Les droits de scolarité, ça ne concerne pas que les jeunes. De nombreux travailleurs rêvent de retourner sur les bancs d'école pour grimper les échelons ou carrément se réorienter. Problème: pour eux non plus, se former n'est pas gratuit. Et dans certains cas, il faut envisager une réduction, voire un arrêt total, de son activité professionnelle. Comment faire, dès lors, pour financer son projet?
En fait, il n'existe pas 36 000 solutions. Si on élimine l'héritage soudain et le jackpot au loto, on distingue quatre leviers: continuer à travailler, utiliser ses économies, emprunter auprès d'une institution financière, ou bénéficier d'un prêt ou d'une bourse de l'État. Et n'allez pas penser que se faire aider par son employeur est chose facile!
Nombreux sont ceux qui combinent plusieurs de ces méthodes pour s'en sortir. Dans tous les cas, retenez que:
- une formation est un investissement,
- le temps et l'argent seront les causes principales de vos maux de tête,
- vous allez inévitablement faire des sacrifices.
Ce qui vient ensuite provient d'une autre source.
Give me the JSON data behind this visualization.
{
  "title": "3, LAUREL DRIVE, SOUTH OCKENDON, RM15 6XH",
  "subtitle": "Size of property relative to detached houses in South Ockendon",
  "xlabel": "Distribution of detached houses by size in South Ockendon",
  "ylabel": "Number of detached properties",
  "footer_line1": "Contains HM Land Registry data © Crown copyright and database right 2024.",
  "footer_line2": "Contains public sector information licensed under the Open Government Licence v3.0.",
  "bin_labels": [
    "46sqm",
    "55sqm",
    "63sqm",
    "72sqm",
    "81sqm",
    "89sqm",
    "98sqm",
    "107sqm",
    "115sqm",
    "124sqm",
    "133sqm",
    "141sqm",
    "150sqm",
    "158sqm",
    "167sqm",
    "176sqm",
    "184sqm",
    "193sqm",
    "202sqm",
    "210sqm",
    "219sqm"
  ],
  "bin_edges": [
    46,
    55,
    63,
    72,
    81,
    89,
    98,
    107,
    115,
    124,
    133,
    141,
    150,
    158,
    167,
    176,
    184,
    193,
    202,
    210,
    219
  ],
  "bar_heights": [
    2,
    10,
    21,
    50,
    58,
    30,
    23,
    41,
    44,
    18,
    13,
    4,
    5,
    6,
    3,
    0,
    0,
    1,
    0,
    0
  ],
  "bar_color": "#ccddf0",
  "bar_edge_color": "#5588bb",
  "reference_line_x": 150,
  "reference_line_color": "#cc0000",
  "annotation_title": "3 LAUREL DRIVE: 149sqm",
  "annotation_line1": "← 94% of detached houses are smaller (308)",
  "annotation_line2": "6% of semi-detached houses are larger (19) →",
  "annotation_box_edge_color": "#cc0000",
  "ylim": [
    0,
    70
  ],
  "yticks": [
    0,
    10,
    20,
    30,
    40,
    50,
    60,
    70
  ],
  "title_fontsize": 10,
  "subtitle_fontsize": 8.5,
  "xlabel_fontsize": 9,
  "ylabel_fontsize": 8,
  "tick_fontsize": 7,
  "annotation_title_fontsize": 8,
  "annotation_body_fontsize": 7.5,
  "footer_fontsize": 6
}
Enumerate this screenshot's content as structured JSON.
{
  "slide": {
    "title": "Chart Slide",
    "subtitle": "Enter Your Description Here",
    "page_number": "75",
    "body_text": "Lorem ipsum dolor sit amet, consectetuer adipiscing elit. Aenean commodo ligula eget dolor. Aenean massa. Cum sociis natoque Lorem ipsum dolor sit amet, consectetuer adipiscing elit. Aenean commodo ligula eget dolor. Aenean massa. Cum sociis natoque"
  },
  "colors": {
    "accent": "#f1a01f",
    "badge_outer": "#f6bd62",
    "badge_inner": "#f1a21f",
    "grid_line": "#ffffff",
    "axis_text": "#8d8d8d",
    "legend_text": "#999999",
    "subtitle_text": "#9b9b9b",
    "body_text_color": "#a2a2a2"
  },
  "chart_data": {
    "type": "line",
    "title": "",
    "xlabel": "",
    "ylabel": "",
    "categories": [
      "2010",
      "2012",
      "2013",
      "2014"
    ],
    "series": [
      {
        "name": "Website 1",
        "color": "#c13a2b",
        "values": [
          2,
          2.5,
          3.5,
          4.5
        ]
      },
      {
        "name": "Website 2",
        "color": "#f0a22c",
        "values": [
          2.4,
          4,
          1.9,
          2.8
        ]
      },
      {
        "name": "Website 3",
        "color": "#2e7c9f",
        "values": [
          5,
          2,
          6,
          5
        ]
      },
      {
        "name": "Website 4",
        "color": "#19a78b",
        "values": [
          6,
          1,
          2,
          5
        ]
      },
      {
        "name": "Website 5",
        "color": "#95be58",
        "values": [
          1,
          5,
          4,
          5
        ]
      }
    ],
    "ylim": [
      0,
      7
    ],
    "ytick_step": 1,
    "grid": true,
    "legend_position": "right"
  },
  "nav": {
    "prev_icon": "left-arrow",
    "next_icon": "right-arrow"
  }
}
Les différentes personnes qui témoignent de leur expérience dans cet article ont toutes parlé de budget serré, de projets mis sur la glace, ou encore de l'impossibilité d'épargner pendant leur apprentissage.
Comme le résume si bien Marie-Josée Hébert, conseillère d'orientation chez Fellice, une entreprise spécialisée en gestion et développement des personnes, «reprendre ses études requiert une forte détermination et une grande tolérance à l'incertitude financière». Vous voilà prévenu.